I’ve tried to write for weeks, but I’ve hardly written a word since my last assignment was due. The last few weeks of school were so busy that I felt like I was running daily marathons. Everything I tried to write felt too sentimental. Everything was sentimental.
I graduated last Wednesday. Most of my friends didn’t, because they wanted more time to work on their theses. It was the smart decision for anyone who planned to stay in New York anyway. But I was determined to graduate in May all along, determined to prove the professors wrong who told me no second-years walked in May—that would mean turning my thesis in in March, which most people thought was preposterous. “What’s the rush?” people kept asking. But I wanted to be done. I wanted to wrap things up neatly and walk away at he end of the school year. I wanted to start a full time job in the fall that I’d need an advanced degree to get. And I wanted out of New York. Two years, I told myself the spring before last when I accepted Columbia’s offer. Two years and I’ll go to a place I’d rather be.
What I didn’t know was that in those two years, I’d find a community of friends unlike any I’d ever been a part of. I didn’t know that I’d be one of the only ones to leave the city once classes were over. Brown launched us ceremoniously into the world once our four years were up. Columbia expects us to linger.
I had my thesis conference a few weeks ago and one of my readers, a former professor, hugged me goodbye and whispered in my ear, “You’re gonna get this published, and you’re gonna get a job.” Which is exactly what our professors are warned against saying, but it’s sometimes what we need to hear. Then there was our Thesis Anthology Launch (aka prom) which was exactly what prom is supposed to be. Full of friends, nostalgia, and painful shoes. There were reunion parties, BBQ parties, dinner parties, after parties—any excuse for us to be together while we were all still in one place.

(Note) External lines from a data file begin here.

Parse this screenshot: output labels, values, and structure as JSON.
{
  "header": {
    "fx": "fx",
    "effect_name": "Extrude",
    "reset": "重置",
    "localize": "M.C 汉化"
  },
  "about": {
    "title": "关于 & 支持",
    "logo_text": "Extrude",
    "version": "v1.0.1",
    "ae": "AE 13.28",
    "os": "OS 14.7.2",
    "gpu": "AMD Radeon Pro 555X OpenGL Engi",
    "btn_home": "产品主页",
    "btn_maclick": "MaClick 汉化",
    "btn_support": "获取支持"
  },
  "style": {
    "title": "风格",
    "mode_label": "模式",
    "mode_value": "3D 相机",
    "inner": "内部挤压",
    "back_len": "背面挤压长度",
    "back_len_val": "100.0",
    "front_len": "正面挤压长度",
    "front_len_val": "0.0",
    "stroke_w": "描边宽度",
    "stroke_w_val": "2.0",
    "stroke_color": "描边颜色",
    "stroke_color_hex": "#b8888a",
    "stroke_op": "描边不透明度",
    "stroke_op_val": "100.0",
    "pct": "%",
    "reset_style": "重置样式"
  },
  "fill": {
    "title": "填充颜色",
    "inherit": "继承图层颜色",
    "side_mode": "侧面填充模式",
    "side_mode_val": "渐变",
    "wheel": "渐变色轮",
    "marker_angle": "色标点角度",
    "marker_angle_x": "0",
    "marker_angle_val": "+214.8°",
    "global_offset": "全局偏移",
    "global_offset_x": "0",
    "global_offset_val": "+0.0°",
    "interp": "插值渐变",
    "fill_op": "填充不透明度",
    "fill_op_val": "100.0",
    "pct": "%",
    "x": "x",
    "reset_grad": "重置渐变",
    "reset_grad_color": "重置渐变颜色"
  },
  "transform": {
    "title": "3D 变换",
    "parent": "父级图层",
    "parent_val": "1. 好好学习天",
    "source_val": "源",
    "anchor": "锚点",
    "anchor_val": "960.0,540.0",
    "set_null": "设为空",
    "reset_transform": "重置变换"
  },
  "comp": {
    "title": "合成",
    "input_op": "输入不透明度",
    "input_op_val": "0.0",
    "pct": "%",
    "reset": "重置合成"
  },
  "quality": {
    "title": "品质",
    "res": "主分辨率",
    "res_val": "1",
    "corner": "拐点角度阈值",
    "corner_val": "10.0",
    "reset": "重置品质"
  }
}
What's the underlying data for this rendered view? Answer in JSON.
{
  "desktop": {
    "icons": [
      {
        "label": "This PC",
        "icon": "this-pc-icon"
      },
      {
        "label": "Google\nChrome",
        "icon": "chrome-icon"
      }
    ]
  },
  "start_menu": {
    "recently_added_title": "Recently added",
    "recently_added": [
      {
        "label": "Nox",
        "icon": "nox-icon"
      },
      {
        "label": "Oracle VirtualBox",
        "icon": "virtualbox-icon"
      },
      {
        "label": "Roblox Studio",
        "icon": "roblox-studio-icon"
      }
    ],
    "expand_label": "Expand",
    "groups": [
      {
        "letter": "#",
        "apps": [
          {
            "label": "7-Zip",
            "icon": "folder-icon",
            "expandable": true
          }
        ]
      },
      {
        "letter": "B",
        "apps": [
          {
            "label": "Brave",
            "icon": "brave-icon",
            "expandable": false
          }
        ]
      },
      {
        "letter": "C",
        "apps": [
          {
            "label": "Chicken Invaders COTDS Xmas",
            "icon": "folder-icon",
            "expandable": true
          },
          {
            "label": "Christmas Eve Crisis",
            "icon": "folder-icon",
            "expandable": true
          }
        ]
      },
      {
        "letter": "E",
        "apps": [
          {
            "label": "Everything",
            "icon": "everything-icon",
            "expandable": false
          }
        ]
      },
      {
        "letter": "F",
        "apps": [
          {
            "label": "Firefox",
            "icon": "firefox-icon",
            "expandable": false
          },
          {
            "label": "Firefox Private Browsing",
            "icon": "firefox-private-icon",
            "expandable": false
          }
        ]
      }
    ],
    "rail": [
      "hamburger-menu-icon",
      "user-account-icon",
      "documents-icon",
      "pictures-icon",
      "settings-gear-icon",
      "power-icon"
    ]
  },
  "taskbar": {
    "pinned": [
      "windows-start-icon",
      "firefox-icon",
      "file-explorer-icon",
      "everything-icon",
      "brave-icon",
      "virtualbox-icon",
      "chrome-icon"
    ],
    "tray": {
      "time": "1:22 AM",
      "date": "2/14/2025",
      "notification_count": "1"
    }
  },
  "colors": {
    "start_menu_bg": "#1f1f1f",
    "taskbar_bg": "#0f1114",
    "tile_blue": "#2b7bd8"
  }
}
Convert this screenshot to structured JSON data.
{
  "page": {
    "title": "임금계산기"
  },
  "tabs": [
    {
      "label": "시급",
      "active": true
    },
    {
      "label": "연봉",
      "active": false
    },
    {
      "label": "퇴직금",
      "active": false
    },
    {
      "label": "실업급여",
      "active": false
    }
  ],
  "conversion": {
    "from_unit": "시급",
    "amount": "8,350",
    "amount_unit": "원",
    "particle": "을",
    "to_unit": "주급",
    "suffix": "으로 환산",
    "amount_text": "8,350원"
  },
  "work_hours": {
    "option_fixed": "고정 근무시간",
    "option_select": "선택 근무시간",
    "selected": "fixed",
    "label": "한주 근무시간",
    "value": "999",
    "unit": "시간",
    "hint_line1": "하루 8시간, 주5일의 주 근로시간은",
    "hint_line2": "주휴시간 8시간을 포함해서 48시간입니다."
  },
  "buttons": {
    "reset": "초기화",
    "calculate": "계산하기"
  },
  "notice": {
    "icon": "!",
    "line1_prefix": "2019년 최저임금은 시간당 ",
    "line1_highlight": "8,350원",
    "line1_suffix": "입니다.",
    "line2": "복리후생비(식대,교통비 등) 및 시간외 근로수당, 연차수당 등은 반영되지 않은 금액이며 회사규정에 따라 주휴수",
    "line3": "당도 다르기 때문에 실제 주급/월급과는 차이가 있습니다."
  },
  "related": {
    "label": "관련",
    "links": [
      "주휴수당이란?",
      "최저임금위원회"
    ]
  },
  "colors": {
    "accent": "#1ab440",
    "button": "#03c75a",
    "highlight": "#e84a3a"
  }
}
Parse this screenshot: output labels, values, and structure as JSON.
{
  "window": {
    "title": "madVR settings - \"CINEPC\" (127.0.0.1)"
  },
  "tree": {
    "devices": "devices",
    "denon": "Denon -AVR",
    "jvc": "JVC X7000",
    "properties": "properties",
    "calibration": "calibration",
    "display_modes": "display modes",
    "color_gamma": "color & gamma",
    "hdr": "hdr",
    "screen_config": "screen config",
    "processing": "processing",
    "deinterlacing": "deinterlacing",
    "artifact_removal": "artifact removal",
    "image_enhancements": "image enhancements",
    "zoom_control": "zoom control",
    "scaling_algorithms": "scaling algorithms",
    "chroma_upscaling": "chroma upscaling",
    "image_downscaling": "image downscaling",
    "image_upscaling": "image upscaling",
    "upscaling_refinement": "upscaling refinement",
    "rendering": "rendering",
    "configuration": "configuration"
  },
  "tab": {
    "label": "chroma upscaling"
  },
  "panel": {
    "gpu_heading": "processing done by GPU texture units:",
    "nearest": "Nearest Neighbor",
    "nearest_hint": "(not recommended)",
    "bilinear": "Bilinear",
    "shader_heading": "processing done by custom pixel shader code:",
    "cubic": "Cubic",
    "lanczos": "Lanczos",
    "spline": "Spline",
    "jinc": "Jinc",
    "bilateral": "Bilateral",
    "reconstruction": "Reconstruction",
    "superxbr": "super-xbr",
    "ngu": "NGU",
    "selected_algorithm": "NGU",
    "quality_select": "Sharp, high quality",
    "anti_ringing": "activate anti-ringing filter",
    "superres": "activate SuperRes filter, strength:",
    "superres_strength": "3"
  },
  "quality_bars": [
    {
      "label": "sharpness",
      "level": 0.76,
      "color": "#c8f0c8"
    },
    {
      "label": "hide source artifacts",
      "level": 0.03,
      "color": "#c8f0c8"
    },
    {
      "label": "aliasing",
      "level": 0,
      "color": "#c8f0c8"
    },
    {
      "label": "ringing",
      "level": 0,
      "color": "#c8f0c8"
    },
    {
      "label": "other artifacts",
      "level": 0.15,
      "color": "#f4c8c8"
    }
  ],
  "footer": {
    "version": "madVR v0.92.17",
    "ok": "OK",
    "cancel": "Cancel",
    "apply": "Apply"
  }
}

I spent the last couple of weeks saying a lot of goodbyes that I didn’t want to say and a lot of see-you-laters when I didn’t want to say goodbye. I got my MFA. I left my roommate/best friend alone in what I will always think of as “our” apartment. I packed up my room and loaded it into a U-Haul and drove to Mississippi with my family.
People keep asking “What now?” All of my belongings are in boxes squeezed wherever they can fit throughout my living room and kitchen because there are too many to fit in my bedroom. My bed is propped against the wall in my hallway. I don’t want to unpack anything because I don’t know when I’ll be leaving next.
The last couple of months have been full of interview after interview, then second interviews, then silence. Repeat. All I can do is keep waiting. I sent in some last minute applications for jobs in New York. Not because I think I made a mistake in leaving, but because I want the option of changing my mind. So my answer is that I don’t know. But for now I’ll repack the boxes, this time with bubble wrap, and keep waiting until I know the answer.